The Washington Post is tracking developments today in the first criminal trial against ex-President Donald Trump, this being the alleged falsification of business records to conceal a “hush money” payment to porn star Stormy Daniels over an extramarital affair, getting underway with jury selection:
Donald Trump is in a Manhattan courtroom, where his hush money trial — the first criminal prosecution of a former U.S. president — got underway Monday with the start of jury selection. Jurors will be asked to determine whether Trump broke state law by falsifying business records connected to a 2016 hush money payment meant to keep an adult-film actress quiet about an alleged sexual tryst.
Seating a jury could take a week or more. New York Supreme Court Justice Juan Merchan, who is overseeing the closely watched case, spent much of Monday morning and early afternoon addressing other issues. He summoned the first pool of nearly 100 potential jurors inside just after 2 p.m.
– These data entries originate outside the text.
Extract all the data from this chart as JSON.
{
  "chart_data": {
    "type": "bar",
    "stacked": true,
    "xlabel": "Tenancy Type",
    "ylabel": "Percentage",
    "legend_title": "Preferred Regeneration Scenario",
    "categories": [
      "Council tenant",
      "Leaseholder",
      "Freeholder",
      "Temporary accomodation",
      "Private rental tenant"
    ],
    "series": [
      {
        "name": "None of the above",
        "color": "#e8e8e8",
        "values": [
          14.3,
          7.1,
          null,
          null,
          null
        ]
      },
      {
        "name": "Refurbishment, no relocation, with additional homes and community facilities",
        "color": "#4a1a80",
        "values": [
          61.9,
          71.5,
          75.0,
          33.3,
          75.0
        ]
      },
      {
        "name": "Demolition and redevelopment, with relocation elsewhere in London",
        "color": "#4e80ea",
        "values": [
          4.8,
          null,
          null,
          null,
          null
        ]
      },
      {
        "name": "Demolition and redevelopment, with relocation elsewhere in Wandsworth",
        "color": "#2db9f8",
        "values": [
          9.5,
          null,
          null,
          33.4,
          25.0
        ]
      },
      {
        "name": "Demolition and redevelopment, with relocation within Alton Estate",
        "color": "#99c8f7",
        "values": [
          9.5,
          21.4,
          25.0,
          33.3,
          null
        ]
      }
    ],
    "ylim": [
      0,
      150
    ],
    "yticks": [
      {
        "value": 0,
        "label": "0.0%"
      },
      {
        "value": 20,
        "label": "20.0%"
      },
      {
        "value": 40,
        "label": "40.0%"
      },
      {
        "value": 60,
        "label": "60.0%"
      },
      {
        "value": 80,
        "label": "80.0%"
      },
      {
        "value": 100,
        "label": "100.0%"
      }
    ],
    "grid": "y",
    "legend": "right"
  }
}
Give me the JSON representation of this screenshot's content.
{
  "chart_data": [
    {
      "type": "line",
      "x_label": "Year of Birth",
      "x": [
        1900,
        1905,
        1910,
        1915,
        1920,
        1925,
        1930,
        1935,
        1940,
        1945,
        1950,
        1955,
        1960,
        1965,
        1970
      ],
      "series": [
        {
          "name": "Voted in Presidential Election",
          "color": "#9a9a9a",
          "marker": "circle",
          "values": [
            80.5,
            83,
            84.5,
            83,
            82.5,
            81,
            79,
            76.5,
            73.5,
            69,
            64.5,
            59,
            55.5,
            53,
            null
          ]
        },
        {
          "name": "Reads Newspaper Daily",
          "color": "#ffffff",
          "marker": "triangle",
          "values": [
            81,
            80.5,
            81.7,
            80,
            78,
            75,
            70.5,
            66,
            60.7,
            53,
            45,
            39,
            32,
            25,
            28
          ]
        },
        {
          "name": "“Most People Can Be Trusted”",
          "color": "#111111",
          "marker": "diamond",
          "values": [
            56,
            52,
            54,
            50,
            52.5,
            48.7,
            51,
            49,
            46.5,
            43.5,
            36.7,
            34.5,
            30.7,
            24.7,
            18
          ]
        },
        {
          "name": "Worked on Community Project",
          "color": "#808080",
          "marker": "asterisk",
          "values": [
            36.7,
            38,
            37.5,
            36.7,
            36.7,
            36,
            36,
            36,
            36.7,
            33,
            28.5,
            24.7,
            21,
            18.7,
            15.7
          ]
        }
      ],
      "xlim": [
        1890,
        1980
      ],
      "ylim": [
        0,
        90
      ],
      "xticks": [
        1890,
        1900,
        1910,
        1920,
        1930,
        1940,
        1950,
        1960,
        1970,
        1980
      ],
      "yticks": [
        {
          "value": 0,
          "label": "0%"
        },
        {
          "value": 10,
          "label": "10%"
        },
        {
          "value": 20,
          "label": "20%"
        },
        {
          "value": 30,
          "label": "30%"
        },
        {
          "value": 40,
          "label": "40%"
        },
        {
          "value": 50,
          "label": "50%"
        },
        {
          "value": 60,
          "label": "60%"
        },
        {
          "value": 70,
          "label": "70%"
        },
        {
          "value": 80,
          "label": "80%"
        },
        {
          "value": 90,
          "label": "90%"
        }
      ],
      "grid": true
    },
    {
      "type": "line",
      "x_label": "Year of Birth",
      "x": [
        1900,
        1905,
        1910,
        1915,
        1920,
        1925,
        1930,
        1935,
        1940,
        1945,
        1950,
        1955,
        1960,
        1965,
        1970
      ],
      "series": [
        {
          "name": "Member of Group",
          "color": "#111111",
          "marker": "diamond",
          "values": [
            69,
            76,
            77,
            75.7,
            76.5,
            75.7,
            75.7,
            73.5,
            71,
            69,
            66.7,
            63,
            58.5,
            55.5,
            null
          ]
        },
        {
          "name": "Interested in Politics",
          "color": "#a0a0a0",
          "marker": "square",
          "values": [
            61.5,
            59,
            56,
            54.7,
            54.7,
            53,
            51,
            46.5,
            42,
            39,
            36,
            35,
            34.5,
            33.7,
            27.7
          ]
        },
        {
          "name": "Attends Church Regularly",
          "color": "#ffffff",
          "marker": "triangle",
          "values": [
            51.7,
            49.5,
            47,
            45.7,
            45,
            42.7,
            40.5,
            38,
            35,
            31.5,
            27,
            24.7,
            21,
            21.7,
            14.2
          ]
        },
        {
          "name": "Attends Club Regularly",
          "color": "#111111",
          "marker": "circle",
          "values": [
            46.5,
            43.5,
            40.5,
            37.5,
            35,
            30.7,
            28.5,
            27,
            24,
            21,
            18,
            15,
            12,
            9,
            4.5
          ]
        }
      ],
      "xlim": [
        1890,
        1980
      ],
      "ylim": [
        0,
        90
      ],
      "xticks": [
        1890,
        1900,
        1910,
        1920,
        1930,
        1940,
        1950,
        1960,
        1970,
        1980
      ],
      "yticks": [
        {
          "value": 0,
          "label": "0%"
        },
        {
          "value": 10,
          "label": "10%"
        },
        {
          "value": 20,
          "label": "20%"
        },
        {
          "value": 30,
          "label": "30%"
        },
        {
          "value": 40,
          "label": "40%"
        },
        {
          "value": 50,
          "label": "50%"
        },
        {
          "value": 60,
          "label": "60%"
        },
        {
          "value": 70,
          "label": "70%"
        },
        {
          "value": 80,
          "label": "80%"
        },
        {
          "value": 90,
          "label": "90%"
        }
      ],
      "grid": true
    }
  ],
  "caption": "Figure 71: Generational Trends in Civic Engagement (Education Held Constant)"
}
A number of observers have taken note of Trump apparently having difficulty staying awake during today’s hearing, NBC News:

Maggie Haberman of the New York Times:
Even as a judge was hearing arguments on last-minute issues in a criminal case that centers on salacious allegations and threatens to upend his bid for the presidency, Mr. Trump appeared to nod off a few times, his mouth going slack and his head drooping onto his chest.
The former president’s lead lawyer, Todd Blanche, passed him notes for several minutes before Mr. Trump appeared to jolt awake and notice them.
Not an auspicious beginning to a trial expected to take weeks and for which Trump is obligated to be physically present every day, forcing Trump to juggle his busy campaign schedule and potentially lose even more beauty sleep. Just the jury selection process is expected to take a week or more as hundreds of candidates are whittled down to the “perfect” jury with just enough but not too much knowledge of the case and impartiality at one of the most divided moments in American history to serve on the jury. This is not the case trying the weightier matters of insurrection and espionage, but a more sordid matter of bad character and a cover-up worse than the crime.
Could you do this case, in a word, justice as a juror? This is the first and least consequential of several opportunities to ask yourself.